Multiscale Structural Dynamics of Unilamellar Liposomes in Polymeric Viscoelastic Medium: From Bulk to Micro Environment

The dynamic interactions between membrane lipids and extracellular matrix in macromolecularly crowded mediums affect the properties of the membrane. In the present study, we used 100-nm unilamellar DMPC/DMPG liposomes, and Polyethylene Glycol (PEG) with various molecular weights, from 1.5 to 400 kDa, to explore the effects of length of the polymer chains on structural dynamics of the membranes from bulk to micro environment.  Wide angle x-ray scattering analysis revealed that PEG chains are attached to bilayer surface due to the attractive interactions without causing a notable structural change. Rheology of the solutions shows that adsorbed PEG layers increase the bulk viscosity of membranes and cause a stiffening behavior with monotonically decreasing diffusion constants as M_w increases.

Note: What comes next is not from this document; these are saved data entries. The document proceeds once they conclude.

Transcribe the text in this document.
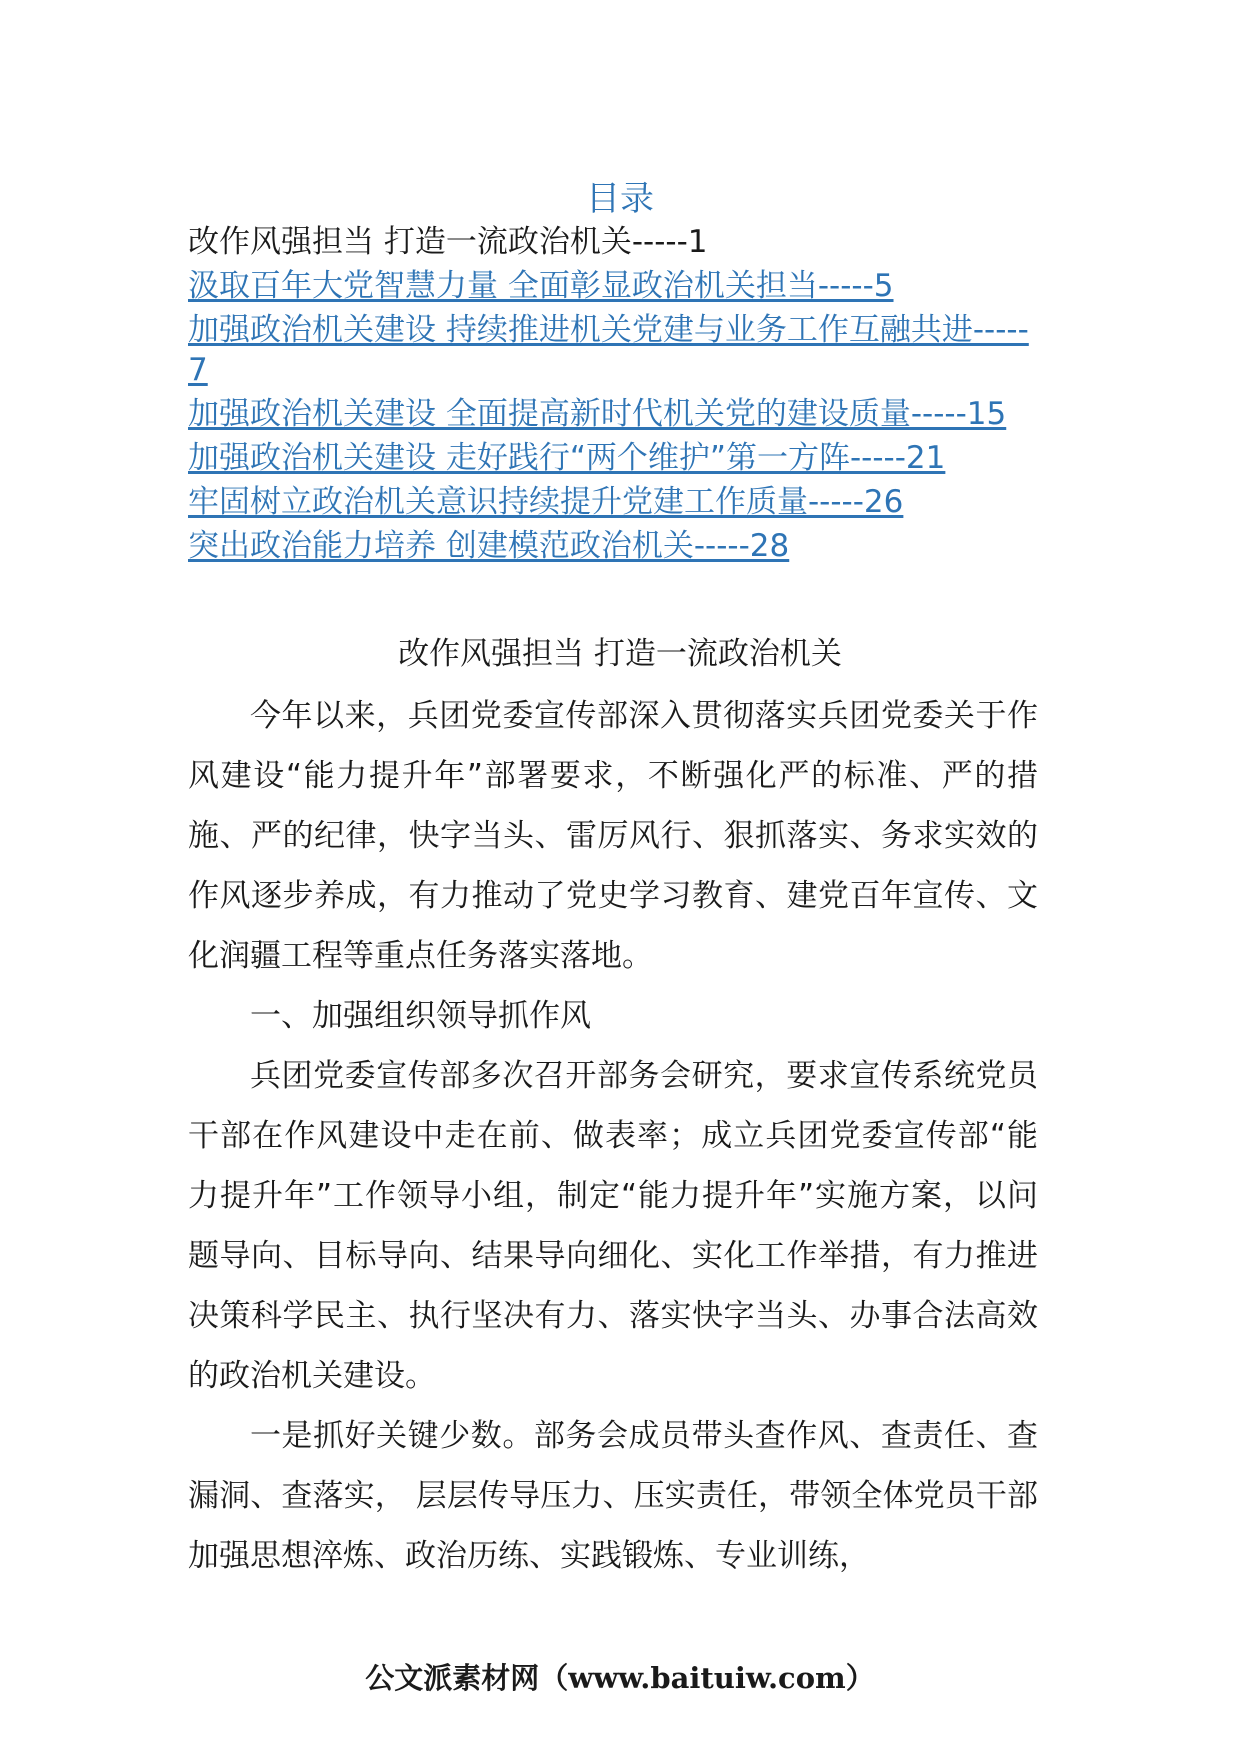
目录
改作风强担当 打造一流政治机关-----1
汲取百年大党智慧力量 全面彰显政治机关担当-----5
加强政治机关建设 持续推进机关党建与业务工作互融共进-----7
加强政治机关建设 全面提高新时代机关党的建设质量-----15
加强政治机关建设 走好践行“两个维护”第一方阵-----21
牢固树立政治机关意识持续提升党建工作质量-----26
突出政治能力培养 创建模范政治机关-----28
改作风强担当 打造一流政治机关

今年以来，兵团党委宣传部深入贯彻落实兵团党委关于作风建设“能力提升年”部署要求，不断强化严的标准、严的措施、严的纪律，快字当头、雷厉风行、狠抓落实、务求实效的作风逐步养成，有力推动了党史学习教育、建党百年宣传、文化润疆工程等重点任务落实落地。

一、加强组织领导抓作风

兵团党委宣传部多次召开部务会研究，要求宣传系统党员干部在作风建设中走在前、做表率；成立兵团党委宣传部“能力提升年”工作领导小组，制定“能力提升年”实施方案，以问题导向、目标导向、结果导向细化、实化工作举措，有力推进决策科学民主、执行坚决有力、落实快字当头、办事合法高效的政治机关建设。

一是抓好关键少数。部务会成员带头查作风、查责任、查漏洞、查落实， 层层传导压力、压实责任，带领全体党员干部加强思想淬炼、政治历练、实践锻炼、专业训练，

公文派素材网（www.baituiw.com）
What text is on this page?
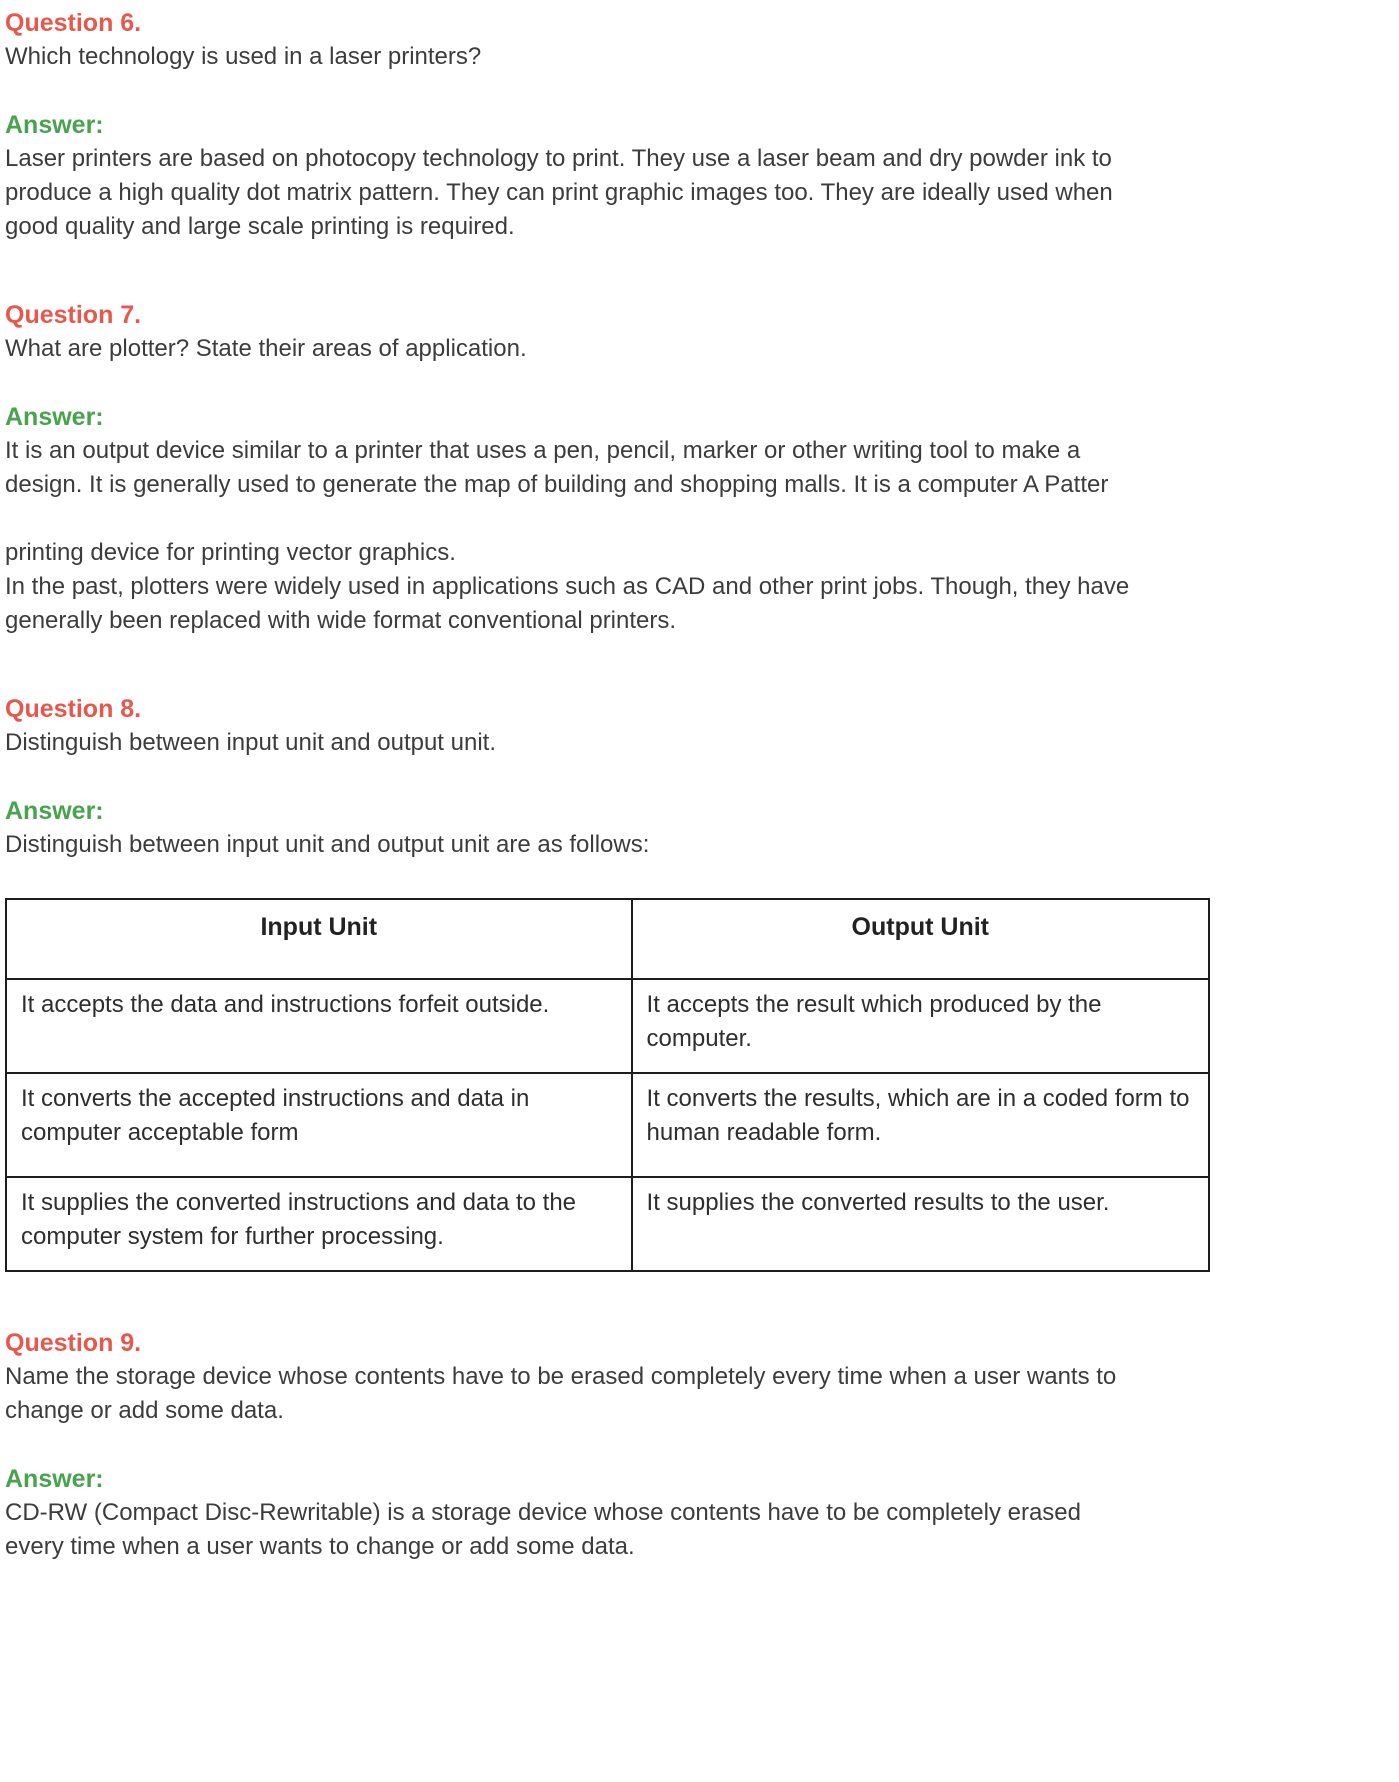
Question 6.

Which technology is used in a laser printers?

Answer:

Laser printers are based on photocopy technology to print. They use a laser beam and dry powder ink to produce a high quality dot matrix pattern. They can print graphic images too. They are ideally used when good quality and large scale printing is required.

Question 7.

What are plotter? State their areas of application.

Answer:

It is an output device similar to a printer that uses a pen, pencil, marker or other writing tool to make a design. It is generally used to generate the map of building and shopping malls. It is a computer A Patter

printing device for printing vector graphics.

In the past, plotters were widely used in applications such as CAD and other print jobs. Though, they have generally been replaced with wide format conventional printers.

Question 8.

Distinguish between input unit and output unit.

Answer:

Distinguish between input unit and output unit are as follows:

Input Unit	Output Unit
It accepts the data and instructions forfeit outside.	It accepts the result which produced by the computer.
It converts the accepted instructions and data in computer acceptable form	It converts the results, which are in a coded form to human readable form.
It supplies the converted instructions and data to the computer system for further processing.	It supplies the converted results to the user.
Question 9.

Name the storage device whose contents have to be erased completely every time when a user wants to change or add some data.

Answer:

CD-RW (Compact Disc-Rewritable) is a storage device whose contents have to be completely erased every time when a user wants to change or add some data.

According to the microviscosity measurements by fluorescence lifetime spectroscopy (FLS), the presence of PEG decreases the microviscosity in all molecular weights, and the bulk viscosity dominates the lipid bilayer dynamics. This study shows that the dynamics of the membranes can be effectively controlled by changing the length and size of the attached polymer, which can be useful for targeted drug delivery systems.